As palavras dos filhos de Bolsonaro repercutiram na imprensa e a bronca foi atirada no colo de Zambelli, que foi banida do círculo pessoal do ex-presidente. A história de que a deputada foi culpada pela derrota do ex-presidente é uma tese sem comprovação. O fato é que Bolsonaro pisou na bola muitas vezes durante o seu mandato (2018 – 2022). Vou citar uma delas, que considero muito grave. A de ter transformado em política de governo o seu negacionismo em relação ao poder de contágio e letalidade do vírus da Covid-19, responsável pela pandemia que entre 2020 e 2021 matou milhões de pessoas ao redor do mundo e 770 mil no Brasil. As digitais do governo nas mortes dos brasileiros podem serem encontradas nas 1,3 mil páginas do relatório final da Comissão Parlamentar de Inquérito do Senado da Covid-19, a CPI da Covid. Vírus não tem partido político. Muitos bolsonaristas perderam parentes e amigos e simplesmente não votaram no ex-presidente. Conheci e conversei com muitas famílias bolsonaristas que ficaram indignadas com a resistência do então presidente em relação às vacinas. O fato é que Zambelli foi abandonada pelos bolsonaristas. Mas os crimes que ela cometeu para agradar o então presidente da República não a abandonaram. Bolsonaro defendia a ideia de que as urnas eletrônicas, bem como todo o sistema eleitoral brasileiro, não eram seguras. A deputada era presença constante no Palácio do Planalto, ajudando o presidente na conspiração contra o sistema eleitoral. Foi ela quem contratou o hacker Walter Delgatti, 36 anos, para ajudar na busca de provas de que as urnas eletrônicas não eram seguras. Entre os trabalhos prestados a Zambelli, o hacker invadiu o sistema do Conselho Nacional de Justiça (CNJ) e publicou um mandado de prisão contra o ministro do STF Alexandre de Moraes, 56 anos. Por este crime, foi condenada no dia 15 de maio a 10 anos de prisão. Ela fugiu de carro para a Argentina, onde, usando o seu passaporte italiano (tem cidadania italiana), pegou um avião e viajou para os Estados Unidos, e de lá teria ido para a Itália. Assim que se tornou pública a fuga da deputada, a Procuradoria-Geral da República entrou no STF com um pedido de prisão preventiva, que na quarta-feira (4) foi decretada pelo ministro Moraes.

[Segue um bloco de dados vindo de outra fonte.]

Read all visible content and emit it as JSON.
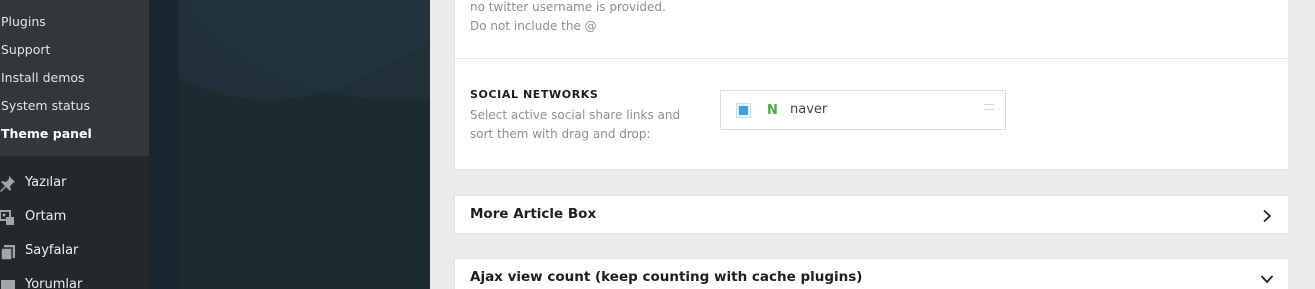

Moraes mandou a Polícia Federal pedir a inclusão do nome da parlamentar na lista de difusão vermelha da Interpol, o que aconteceu nesta quinta-feira (5), e decretou o bloqueio dos seus bens, incluindo a conta bancária onde é depositado o seu salário. O advogado da deputada, Daniel Bialski, informou ao STF a sua saída do caso. Trocando em miúdos: Zambelli está em uma grande enrascada. Para tentar se salvar, ela seguiu o roteiro do deputado federal Eduardo Bolsonaro (PL), que em março se licenciou por 122 dias do seu mandato e foi viver nos Estados Unidos, onde conspira contra os interesses brasileiros. Tratei do assunto no dia 27 de maio no post As intrigas de Eduardo Bolsonaro apoiam os rivais do Brasil nos negócios mundiais. A maneira como a imprensa tem noticiado a fuga da deputada faz parecer que ela seguirá o mesmo destino de Eduardo. São dois casos diferentes. O deputado licenciado não é fugitivo da Justiça, como é o caso de Zambelli, que foi condenada. Mais: ele está no ataque contra as instituições brasileiras. Um roteiro que a deputada terá dificuldades de seguir, por ser fugitiva da Justiça. Ela disse que pretende pedir licença do seu mandato. O destino de Zambelli ainda é incerto. Mas, seja qual for, ela estará sozinha.